Frames has tools that make it perfect for stopmotion, cartooning, claymation, and digital storytelling. While there are a lot of features, it doesn’t have to be difficult to get started.
Like all our tools, you will find Recipe tutorials that can help you learn enough to have the confidence to start with your students. You can follow the tutorial directions to build some really fun curriculum projects, or use them as inspiration. Here are some ideas.
Create a visual poem
Visual poetry is a fun way to analyze word choice and explore meaning and vocabulary. Finding an image that represents a single line or couplet can help students creating (and watching) decode and grasp subtleties in word choice that make poetry so powerful.
While poems like Frost’s “The Road Less Traveled” are favorites of teen angst, poetry that speaks to student’s lives, like “We Real Cool” by Gwendolyn Brooks or “Last Night I Drove a Car” by Gregory Corso, can help motivate them to dig deeper.
Students love their favorite songs, so consider using lyrics as a form of poetry. While not all lyrics are poetic (or appropriate), you could play “Caged Bird” by Alicia Keyes and show how this contemporary song pulls imagery from “Sympathy” by Paul Lawrence Dunbar.
To implement with students, have them read, reread, and explore the words in each line of the poem, discussing meaning and author’s intent. Then, have students create a visual poem that includes the poem along with illustrations, photos, voice narration, and music consistent with the emotions the poem evokes.
To get started:
• complete the Visual Poetry tutorial
• download the Visual Poetry lesson plan
Next Project
While the process of research and writing and storyboarding is different, the process of creating a video for digital storytelling is similar to visual poetry. You can learn more about this exciting approach to exploring history, literature, and narrative writing in the free Digital Storytelling Resource Kit.
Make a stopmotion music video
If you want to get students started learning the techniques of stopanimation, a music video is a great place to start. It doesn't matter if you are using clay, LEGO bricks, or cut paper!
Have small teams choose a song from a favorite band or a list you share with them. Students can develop a character to sing or play music. Teams can work to locate plastic instruments or get crafty with chenille stems, bottle caps, and paper.
Take 6-10 pictures of the clay characters singing and playing instruments against a colorful background. Import the entire folder of images to start building the animated video, then use the Clone tool to duplicate the frames and add the soundtrack.
Next Project
Once students have created a movie this way, they would simply need to learn how to record their voice to create personification claymation.
Introduce yourself with alliteration
If you are looking to begin using Frames for cartooning, you need to get students to work with the drawing tools.

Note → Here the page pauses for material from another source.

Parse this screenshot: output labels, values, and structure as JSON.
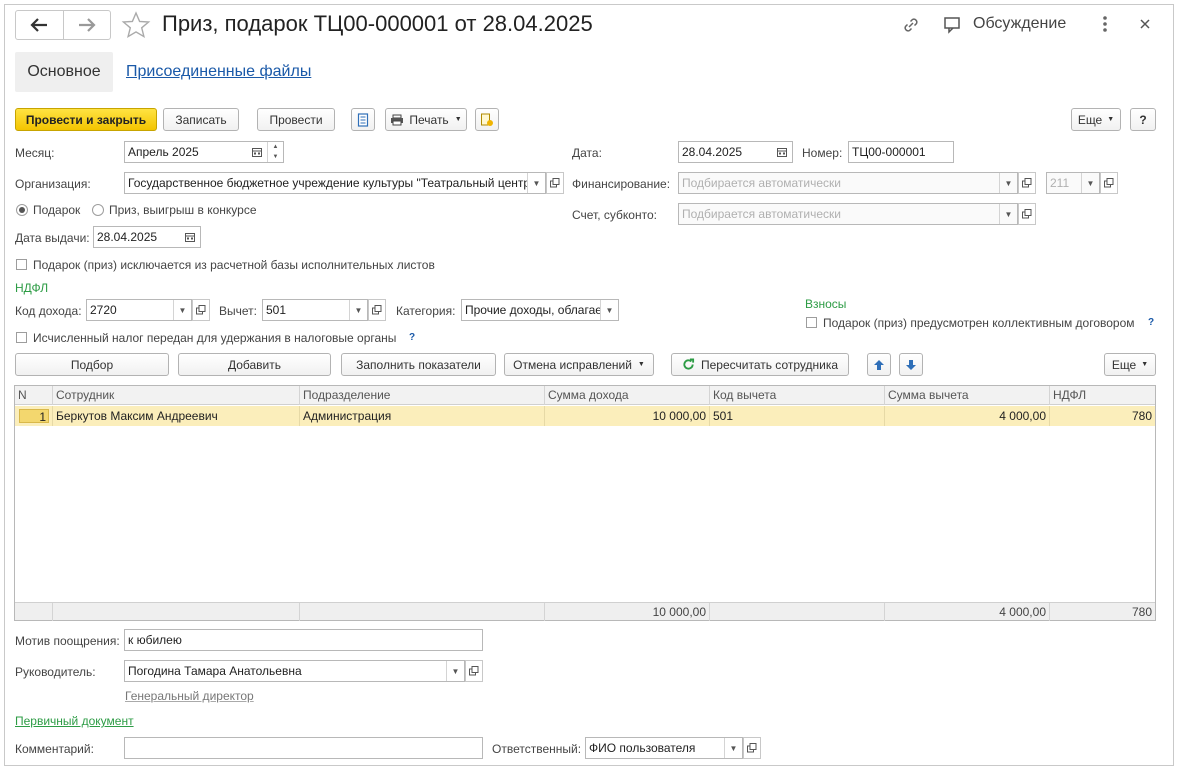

Florida educator Ingrid Jones does a fun All About Me Alliteration project over two class periods that teaches students to build their own characters and begin learning to animate.
Students can follow the steps in the Animated News Report tutorial to learn how to draw a face and animate a talking mouth. The new Frames 6 library even includes "Moving Mouth" files you can add to your face to animate using a single frame.
You are now ready for projects like this
To help her elementary students identify verbs, Texas educator Amy Clark has her students create a "Verbs are Words that Move" animation project. After choosing a verb and animating it, she also asks her students to come up with a fancy word, or synonym for their verb.
Once students know how to use the drawing tools, path animation, and text effects, they have the frames skills necessary to interview an artifact, modernize a fairy tale, or create an animated video biography.
Don't wait to get started!
There are few things that engage students more than animating with Frames. Use this exciting process to connect students to the curriculum and practice valuable project management skills.